Importância social da caixa
Apesar de não ser mais o país pobre que já foi, a Finlândia mantém o compromisso de distribuir a caixa a todas as famílias de recém-nascidos no país. De acordo com Anniina Kuokka, coordenadora das políticas da família da Kela, agência governamental finlandesa encarregada de liquidar benefícios sob programas nacionais de seguridade social, essa é uma forma de o governo manter a proposta igualitária. Para isso, são investidos de 9 a 11 milhões de euros (entre 38 e 46 milhões de reais) por ano para dar continuidade ao programa.
Quando o projeto foi introduzido, o valor dos itens que acompanhavam a caixa do bebê eram de aproximadamente de 450 marcos finlandeses (o equivalente a 10 reais), valor que refletia um terça do salário mensal dos trabalhadores industriais da época. Ao longo dos anos, a caixa recebeu maior investimento – e mesmo durante a crise financeira de 2008 o valor se manteve estável. “Aumentamos o valor da caixa duas vezes recentemente, em 2001 e em 2017. O último aumento foi de 30 euros, o que é cerca de 20%”, afirma Karoliina Koskenvuo, diretora de pesquisa da Kela, à BBC.
Resultados
Após a introdução da caixa do bebê, a realidade finlandesa mudou: com o compromisso de procurar assistência médica durante a gestação, a taxa de mortalidade infantil caiu e a população passou a crescer. Os resultados positivos refletem até hoje nos números do país: em 2017, a Finlândia tinha 3,9 mortes infantis a cada mil nascidos vivos e natimortos, dez vezes menos do que na década de 1930. A mortalidade maternal também caiu consideravelmente: em 1960 eram 71,8 a cada cem mil partos. em 2016 caiu para 5,7.
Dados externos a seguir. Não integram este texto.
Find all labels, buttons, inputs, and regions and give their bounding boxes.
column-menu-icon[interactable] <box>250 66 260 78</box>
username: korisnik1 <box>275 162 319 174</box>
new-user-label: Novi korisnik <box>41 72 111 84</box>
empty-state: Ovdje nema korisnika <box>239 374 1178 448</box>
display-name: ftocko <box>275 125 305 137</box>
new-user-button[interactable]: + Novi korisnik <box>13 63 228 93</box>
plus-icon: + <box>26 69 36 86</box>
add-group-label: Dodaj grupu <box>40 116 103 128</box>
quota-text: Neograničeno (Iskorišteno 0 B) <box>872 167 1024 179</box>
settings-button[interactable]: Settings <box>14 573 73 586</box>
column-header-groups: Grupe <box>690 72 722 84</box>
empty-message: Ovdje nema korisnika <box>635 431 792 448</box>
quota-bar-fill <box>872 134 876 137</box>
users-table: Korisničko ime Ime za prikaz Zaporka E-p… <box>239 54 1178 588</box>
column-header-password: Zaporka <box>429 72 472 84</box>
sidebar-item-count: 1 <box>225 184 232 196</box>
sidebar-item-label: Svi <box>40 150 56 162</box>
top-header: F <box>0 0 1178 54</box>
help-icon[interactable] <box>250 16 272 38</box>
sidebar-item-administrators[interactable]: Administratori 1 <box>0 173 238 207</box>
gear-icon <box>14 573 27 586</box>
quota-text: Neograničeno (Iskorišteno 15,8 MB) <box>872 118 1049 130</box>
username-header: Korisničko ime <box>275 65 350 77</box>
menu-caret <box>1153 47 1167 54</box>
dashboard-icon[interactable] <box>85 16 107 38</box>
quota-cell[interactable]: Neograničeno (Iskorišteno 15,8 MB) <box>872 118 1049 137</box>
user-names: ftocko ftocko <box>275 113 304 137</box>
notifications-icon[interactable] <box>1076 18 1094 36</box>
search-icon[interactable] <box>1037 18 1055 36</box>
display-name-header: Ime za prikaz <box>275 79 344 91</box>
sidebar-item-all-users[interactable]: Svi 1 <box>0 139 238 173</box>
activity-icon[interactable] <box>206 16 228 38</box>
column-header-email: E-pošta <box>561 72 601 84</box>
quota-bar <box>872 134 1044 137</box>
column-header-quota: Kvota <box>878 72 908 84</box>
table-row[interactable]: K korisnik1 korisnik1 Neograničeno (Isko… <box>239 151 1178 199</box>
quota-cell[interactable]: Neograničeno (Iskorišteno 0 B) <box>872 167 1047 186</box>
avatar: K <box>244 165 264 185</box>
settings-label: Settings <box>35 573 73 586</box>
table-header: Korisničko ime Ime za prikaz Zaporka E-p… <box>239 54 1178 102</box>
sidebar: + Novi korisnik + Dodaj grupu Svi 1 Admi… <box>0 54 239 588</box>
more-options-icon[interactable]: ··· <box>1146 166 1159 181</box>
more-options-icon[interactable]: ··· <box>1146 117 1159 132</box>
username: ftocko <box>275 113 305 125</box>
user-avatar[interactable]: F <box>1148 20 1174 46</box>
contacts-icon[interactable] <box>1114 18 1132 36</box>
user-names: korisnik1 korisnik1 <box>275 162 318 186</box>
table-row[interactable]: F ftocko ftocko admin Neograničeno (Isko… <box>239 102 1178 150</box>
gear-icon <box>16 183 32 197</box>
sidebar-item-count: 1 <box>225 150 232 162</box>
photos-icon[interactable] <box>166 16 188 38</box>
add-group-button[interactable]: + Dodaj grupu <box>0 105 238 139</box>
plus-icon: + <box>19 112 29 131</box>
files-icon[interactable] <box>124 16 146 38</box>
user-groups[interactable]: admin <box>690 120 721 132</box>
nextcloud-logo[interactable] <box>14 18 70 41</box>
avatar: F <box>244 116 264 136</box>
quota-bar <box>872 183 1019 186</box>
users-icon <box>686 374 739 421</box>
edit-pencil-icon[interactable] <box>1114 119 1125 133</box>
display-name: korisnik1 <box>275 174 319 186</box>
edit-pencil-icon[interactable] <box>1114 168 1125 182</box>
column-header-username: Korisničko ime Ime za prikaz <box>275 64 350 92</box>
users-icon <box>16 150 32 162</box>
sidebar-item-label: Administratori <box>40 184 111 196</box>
É preciso ressaltar que esse progresso envolve não apenas a caixa do bebê, mas também maior investimento na saúde, com unidades médicas e programas de imunização, realização de partos em hospitais, melhora no padrão de vida, entre outros.
A caixa hoje
Quando foi lançada, a caixa era usada como substituta para o berço, mas como a realidade econômica do país vem mudando, a caixa tem ganhado outras funções, tornando-se um lugar secundário para o sono, onde o bebê pode tirar um cochilo durante o dia. Dados da Kela mostram que, em 2011, 42% dos pais usavam a caixa como cama, número que caiu para 37% em 2017.
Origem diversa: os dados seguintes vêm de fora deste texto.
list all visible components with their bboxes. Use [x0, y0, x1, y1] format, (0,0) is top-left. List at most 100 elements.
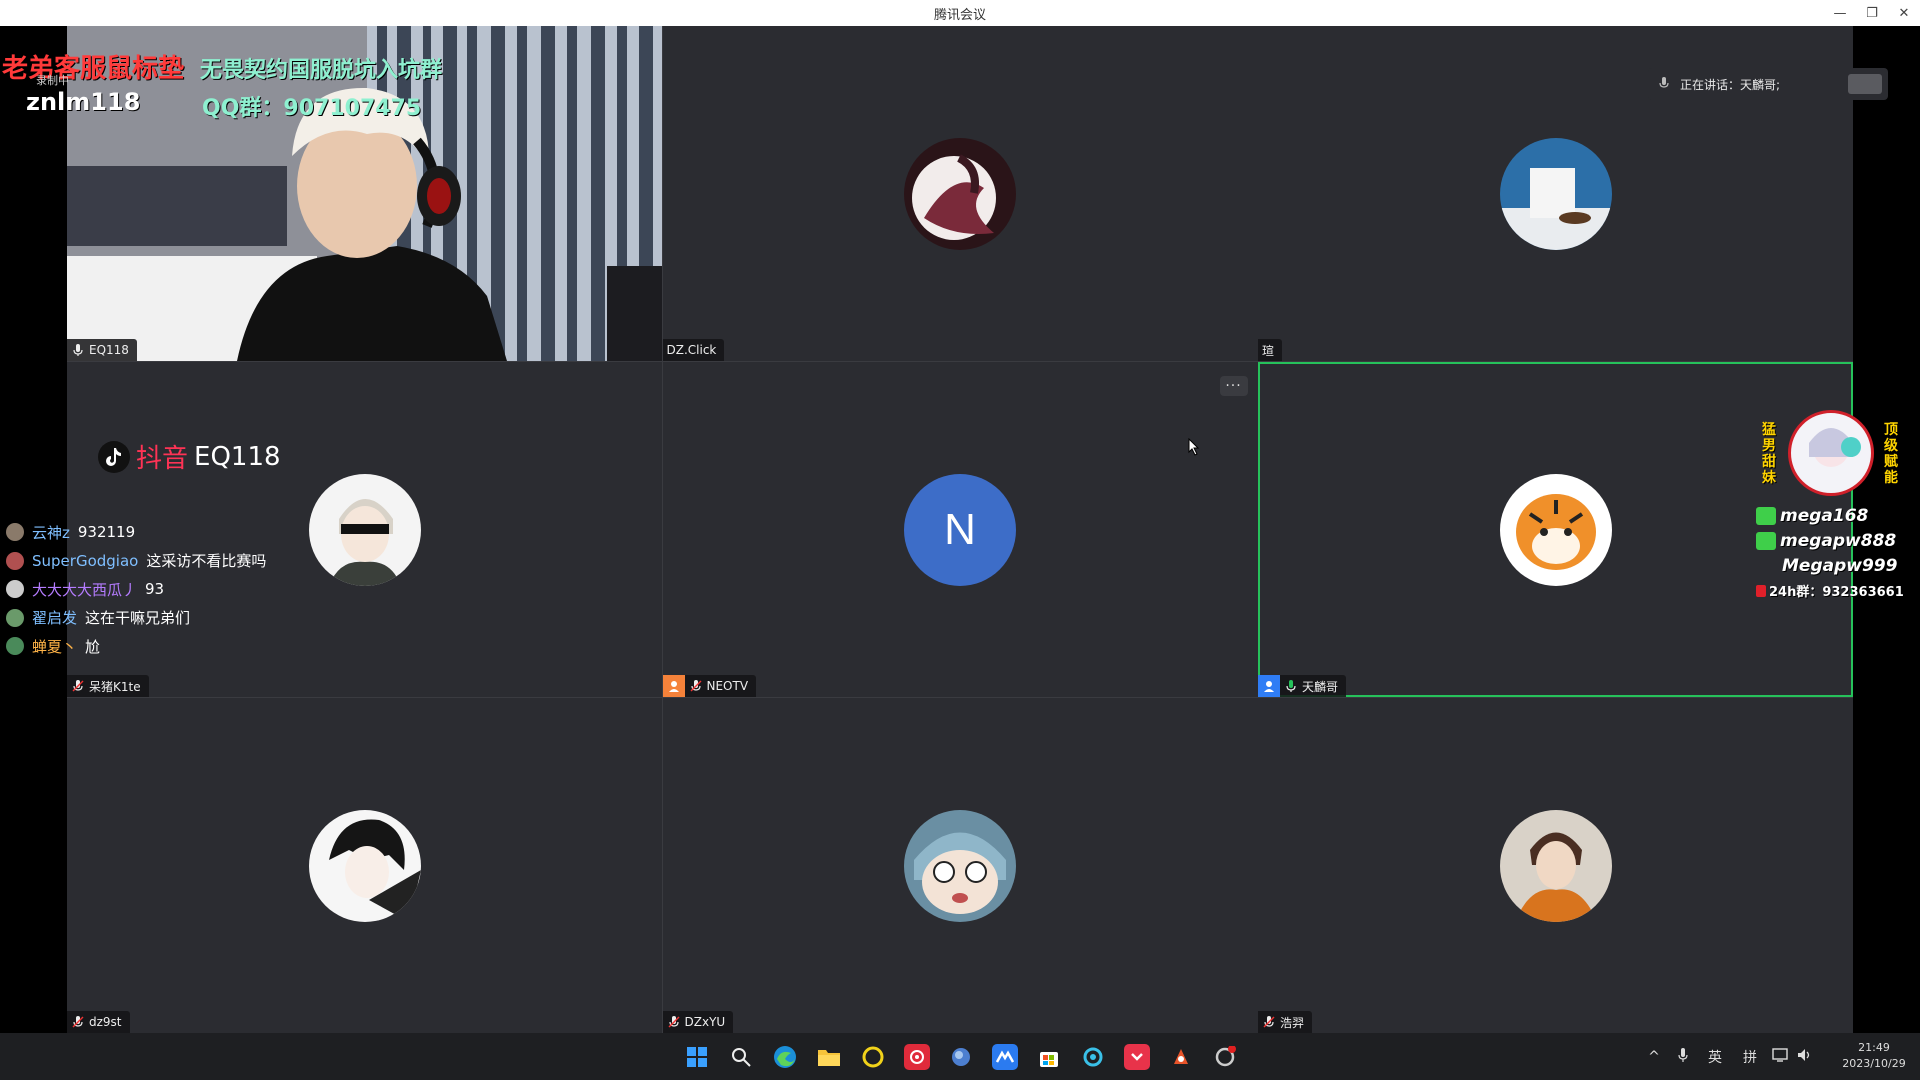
participant-avatar	[904, 137, 1016, 250]
chat-avatar	[6, 608, 24, 627]
wechat-icon	[1756, 532, 1776, 550]
participant-tile[interactable]: DZxYU	[662, 698, 1258, 1033]
avatar-letter: N	[944, 504, 976, 554]
windows-start-icon[interactable]	[684, 1044, 710, 1070]
app-blue-icon[interactable]	[948, 1044, 974, 1070]
participant-tile[interactable]: dz9st	[67, 698, 662, 1033]
mic-icon	[71, 343, 85, 357]
sponsor-vertical-left: 猛男甜妹	[1762, 422, 1776, 486]
more-options-button[interactable]: ···	[1219, 376, 1248, 396]
tray-overflow-chevron-icon[interactable]: ^	[1640, 1049, 1668, 1065]
ime-mode-indicator[interactable]: 拼	[1732, 1047, 1768, 1067]
app-red-icon[interactable]	[1168, 1044, 1194, 1070]
participant-name: DZxYU	[684, 1015, 726, 1029]
participant-avatar	[904, 809, 1016, 922]
douyin-watermark: 抖音 EQ118	[98, 438, 281, 475]
participant-grid: EQ118 DZ.Click 瑄 呆猪K1te ··· N NEOTV 天麟哥 …	[67, 26, 1853, 1033]
chat-username: 大大大大西瓜丿	[32, 580, 138, 599]
mic-muted-icon	[71, 679, 85, 693]
participant-name: dz9st	[89, 1015, 122, 1029]
sponsor-logo-icon	[1788, 410, 1874, 496]
chat-username: 蝉夏丶	[32, 637, 78, 656]
chat-username: SuperGodgiao	[32, 551, 139, 570]
edge-browser-icon[interactable]	[772, 1044, 798, 1070]
participant-name-tag: 浩羿	[1258, 1011, 1313, 1033]
ms-store-icon[interactable]	[1036, 1044, 1062, 1070]
chat-avatar	[6, 551, 24, 570]
mic-muted-icon	[1262, 1015, 1276, 1029]
sponsor-line-text: megapw888	[1780, 531, 1897, 551]
participant-name-tag: EQ118	[67, 339, 137, 361]
app-cyan-icon[interactable]	[1080, 1044, 1106, 1070]
chat-text: 这在干嘛兄弟们	[85, 609, 191, 628]
app-yellow-icon[interactable]	[860, 1044, 886, 1070]
restore-button[interactable]: ❐	[1856, 0, 1888, 26]
sponsor-line-text: Megapw999	[1782, 556, 1898, 576]
minimize-button[interactable]: —	[1824, 0, 1856, 26]
mic-muted-icon	[667, 1015, 681, 1029]
participant-tile[interactable]: DZ.Click	[662, 26, 1258, 361]
mic-muted-icon	[689, 679, 703, 693]
participant-name-tag: 瑄	[1258, 339, 1283, 361]
mouse-cursor-icon	[1188, 437, 1200, 460]
search-icon[interactable]	[728, 1044, 754, 1070]
taskbar-clock[interactable]: 21:49 2023/10/29	[1836, 1040, 1912, 1072]
mic-muted-icon	[71, 1015, 85, 1029]
cohost-badge-icon	[1258, 675, 1280, 697]
overlay-id: znlm118	[26, 88, 141, 116]
system-tray: ^ 英 拼	[1640, 1033, 1816, 1080]
pocket-icon[interactable]	[1124, 1044, 1150, 1070]
chat-message: 翟启发 这在干嘛兄弟们	[6, 604, 266, 633]
overlay-recording: 录制中	[36, 74, 69, 87]
participant-name-tag: dz9st	[67, 1011, 130, 1033]
sponsor-line: megapw888	[1756, 531, 1896, 551]
douyin-small-icon	[1756, 584, 1766, 597]
participant-tile[interactable]: ··· N NEOTV	[662, 362, 1258, 697]
participant-letter-avatar: N	[904, 473, 1016, 586]
douyin-label: 抖音	[136, 444, 189, 474]
participant-tile[interactable]: 浩羿	[1258, 698, 1853, 1033]
sponsor-line: mega168	[1756, 506, 1868, 526]
network-icon[interactable]	[1768, 1047, 1794, 1066]
tray-mic-icon[interactable]	[1668, 1047, 1698, 1067]
chat-message: 大大大大西瓜丿 93	[6, 575, 266, 604]
live-chat: 云神z 932119 SuperGodgiao 这采访不看比赛吗 大大大大西瓜丿…	[6, 518, 266, 661]
speaking-indicator: 正在讲话：天麟哥;	[1648, 68, 1888, 100]
participant-name-tag: DZ.Click	[662, 339, 725, 361]
volume-icon[interactable]	[1794, 1048, 1816, 1066]
window-titlebar: 腾讯会议 — ❐ ✕	[0, 0, 1920, 26]
input-language-indicator[interactable]: 英	[1698, 1047, 1732, 1067]
chat-text: 932119	[77, 523, 136, 542]
participant-avatar	[308, 809, 421, 922]
overlay-title-red: 老弟客服鼠标垫	[2, 54, 185, 84]
sponsor-overlay: 猛男甜妹 顶级赋能 mega168 megapw888 Megapw999 24…	[1756, 408, 1920, 608]
chat-username: 云神z	[32, 523, 70, 542]
chat-avatar	[6, 523, 24, 542]
sponsor-vertical-right: 顶级赋能	[1884, 422, 1898, 486]
overlay-title-green: 无畏契约国服脱坑入坑群	[200, 58, 443, 83]
chat-avatar	[6, 637, 24, 656]
participant-name: 浩羿	[1280, 1015, 1305, 1030]
file-explorer-icon[interactable]	[816, 1044, 842, 1070]
participant-name-tag: 呆猪K1te	[67, 675, 149, 697]
clock-time: 21:49	[1858, 1041, 1890, 1054]
speaking-text: 正在讲话：天麟哥;	[1680, 77, 1781, 92]
chat-text: 这采访不看比赛吗	[146, 552, 267, 571]
clock-date: 2023/10/29	[1842, 1057, 1906, 1070]
chat-message: 云神z 932119	[6, 518, 266, 547]
chat-text: 尬	[85, 637, 101, 656]
close-button[interactable]: ✕	[1888, 0, 1920, 26]
chat-message: 蝉夏丶 尬	[6, 632, 266, 661]
sponsor-line-text: 24h群：932363661	[1769, 585, 1904, 600]
douyin-id: EQ118	[194, 441, 281, 472]
window-title: 腾讯会议	[933, 7, 986, 23]
chat-message: SuperGodgiao 这采访不看比赛吗	[6, 547, 266, 576]
participant-name-tag: DZxYU	[662, 1011, 734, 1033]
tencent-meeting-icon[interactable]	[992, 1044, 1018, 1070]
app-settings-icon[interactable]	[1212, 1044, 1238, 1070]
mic-active-icon	[1284, 679, 1298, 693]
netease-music-icon[interactable]	[904, 1044, 930, 1070]
participant-name: 呆猪K1te	[89, 679, 141, 694]
sponsor-line-text: mega168	[1780, 506, 1869, 526]
participant-name: 瑄	[1262, 343, 1275, 358]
Ainda que a caixa tenha importância história, mudanças sociais globais têm causado nova preocupação com a taxa de nascimento no país. Por causa disso, vários partidos na Finlândia têm discutido a possibilidade de oferecer bônus para recém-nascidos e cuidados gratuitos aos bebês para estimular famílias a continuarem tendo filhos.
Iniciativa global
A popularidade da caixa do bebê fez com que o programa fosse adaptado para outros países. De acordo com pesquisadores finlandeses, cerca de 60 país ofertam algum tipo de iniciativa baseada na tradição da Finlândia que também considera as condições e necessidades locais. A maioria dos programas começou a ser introduzido nos últimos três anos, com exceção do Chile, onde funciona há quase uma década.
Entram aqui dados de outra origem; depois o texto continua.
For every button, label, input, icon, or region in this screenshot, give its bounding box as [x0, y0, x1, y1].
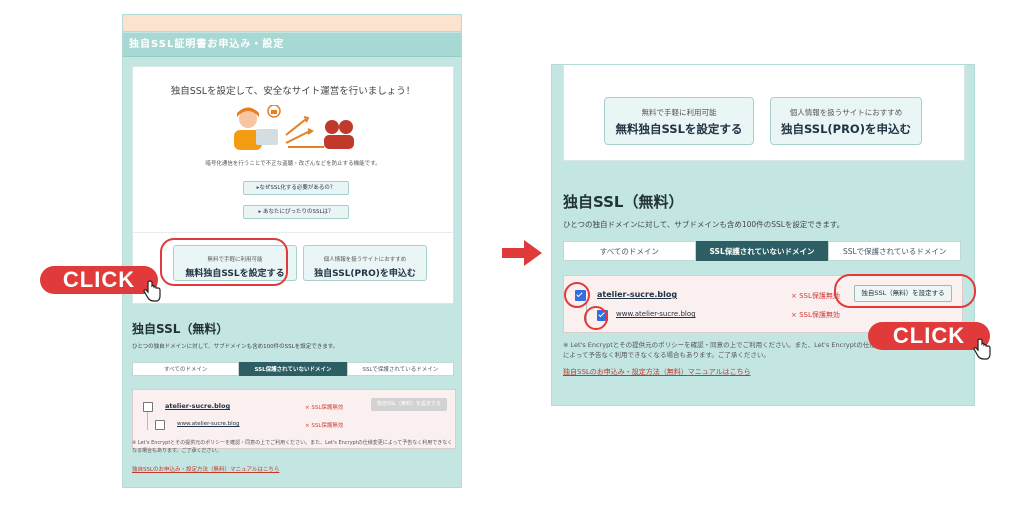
pro-ssl-button[interactable]: 個人情報を扱うサイトにおすすめ 独自SSL(PRO)を申込む [770, 97, 922, 145]
hand-cursor-icon [143, 280, 161, 302]
pro-ssl-button-caption: 個人情報を扱うサイトにおすすめ [789, 108, 903, 117]
free-ssl-button-label: 無料独自SSLを設定する [615, 122, 743, 136]
ssl-illustration-icon [234, 105, 354, 150]
tree-line [147, 412, 148, 430]
section-subtitle: ひとつの独自ドメインに対して、サブドメインも含め100件のSSLを設定できます。 [563, 220, 845, 229]
which-ssl-button[interactable]: ▸ あなたにぴったりのSSLは？ [243, 205, 349, 219]
section-title: 独自SSL（無料） [132, 322, 229, 336]
section-title: 独自SSL（無料） [563, 193, 684, 211]
domain-checkbox[interactable] [143, 402, 153, 412]
pro-ssl-button-label: 独自SSL(PRO)を申込む [314, 269, 416, 279]
domain-status: × SSL保護無効 [305, 405, 344, 411]
domain-filter-tabs: すべてのドメイン SSL保護されていないドメイン SSLで保護されているドメイン [132, 362, 454, 376]
subdomain-status: × SSL保護無効 [791, 311, 840, 319]
manual-link[interactable]: 独自SSLのお申込み・設定方法（無料）マニュアルはこちら [563, 367, 751, 377]
manual-link[interactable]: 独自SSLのお申込み・設定方法（無料）マニュアルはこちら [132, 465, 279, 473]
intro-card: 独自SSLを設定して、安全なサイト運営を行いましょう！ 暗号化通信を行うことで不… [132, 66, 454, 234]
letsencrypt-note: ※ Let's Encryptとその提供元のポリシーを確認・同意の上でご利用くだ… [563, 341, 889, 359]
letsencrypt-note: ※ Let's Encryptとその提供元のポリシーを確認・同意の上でご利用くだ… [132, 440, 453, 454]
subdomain-checkbox[interactable] [155, 420, 165, 430]
pro-ssl-button-label: 独自SSL(PRO)を申込む [781, 122, 911, 136]
panel-header: 独自SSL証明書お申込み・設定 [123, 33, 461, 57]
tab-all-domains[interactable]: すべてのドメイン [132, 362, 240, 376]
section-subtitle: ひとつの独自ドメインに対して、サブドメインも含め100件のSSLを設定できます。 [132, 344, 339, 350]
highlight-free-ssl-ring [160, 238, 288, 286]
tab-protected-domains[interactable]: SSLで保護されているドメイン [346, 362, 454, 376]
click-badge-left: CLICK [40, 266, 158, 294]
why-ssl-button[interactable]: ▸なぜSSL化する必要があるの？ [243, 181, 349, 195]
highlight-domain-checkbox-circle [564, 282, 590, 308]
right-screenshot-panel: 無料で手軽に利用可能 無料独自SSLを設定する 個人情報を扱うサイトにおすすめ … [551, 64, 975, 406]
hand-cursor-icon [973, 338, 991, 360]
set-free-ssl-button-disabled[interactable]: 独自SSL（無料）を設定する [371, 398, 447, 411]
plan-button-area: 無料で手軽に利用可能 無料独自SSLを設定する 個人情報を扱うサイトにおすすめ … [563, 65, 965, 161]
pro-ssl-button-caption: 個人情報を扱うサイトにおすすめ [323, 257, 407, 263]
highlight-subdomain-checkbox-circle [584, 306, 608, 330]
tab-protected-domains[interactable]: SSLで保護されているドメイン [828, 241, 962, 261]
free-ssl-button-caption: 無料で手軽に利用可能 [641, 108, 717, 117]
next-step-arrow-icon [502, 240, 542, 266]
tab-unprotected-domains[interactable]: SSL保護されていないドメイン [239, 362, 347, 376]
intro-description: 暗号化通信を行うことで不正な盗聴・改ざんなどを防止する機能です。 [205, 161, 381, 167]
domain-name: atelier-sucre.blog [165, 402, 231, 410]
domain-name: atelier-sucre.blog [597, 290, 678, 299]
top-strip [123, 15, 461, 32]
domain-status: × SSL保護無効 [791, 292, 840, 300]
intro-title: 独自SSLを設定して、安全なサイト運営を行いましょう！ [170, 86, 416, 97]
highlight-set-button-ring [834, 274, 976, 308]
subdomain-name: www.atelier-sucre.blog [616, 310, 696, 318]
subdomain-status: × SSL保護無効 [305, 423, 344, 429]
subdomain-name: www.atelier-sucre.blog [177, 421, 240, 427]
tab-unprotected-domains[interactable]: SSL保護されていないドメイン [695, 241, 829, 261]
domain-filter-tabs: すべてのドメイン SSL保護されていないドメイン SSLで保護されているドメイン [563, 241, 962, 261]
tab-all-domains[interactable]: すべてのドメイン [563, 241, 696, 261]
pro-ssl-button[interactable]: 個人情報を扱うサイトにおすすめ 独自SSL(PRO)を申込む [303, 245, 427, 281]
free-ssl-button[interactable]: 無料で手軽に利用可能 無料独自SSLを設定する [604, 97, 754, 145]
Segundo a BBC, projetos na região do Mediterrâneo Oriental, por exemplo, são direcionados principalmente a refugiados e desabrigados. No campo de refugiados de Za’atari, na Jordânia, a ONU Mulheres distribui um pacote de maternidade em que as próprias refugiadas produzem os itens e, assim, ainda têm uma renda.
“As caixas do bebê algumas vezes incluem itens como uma rede contra mosquito para a prevenção da malária; camisinhas masculinas e femininas para o planejamento familiar e a prevenção de infecções sexualmente transmissíveis; ou os chamados kits do parto limpo, incluindo uma lâmina estéril e um grampo de cordão umbilical para garantir partos mais seguros em áreas onde os sistemas de saúde são deficitários”, explicou Annariina Koivu, pesquisadora da Universidade de Tampere, na Finlândia, à BBC.
Essas iniciativas mostram como é importante criar uma sociedade mais saudável e igualitária com projetos inovadores.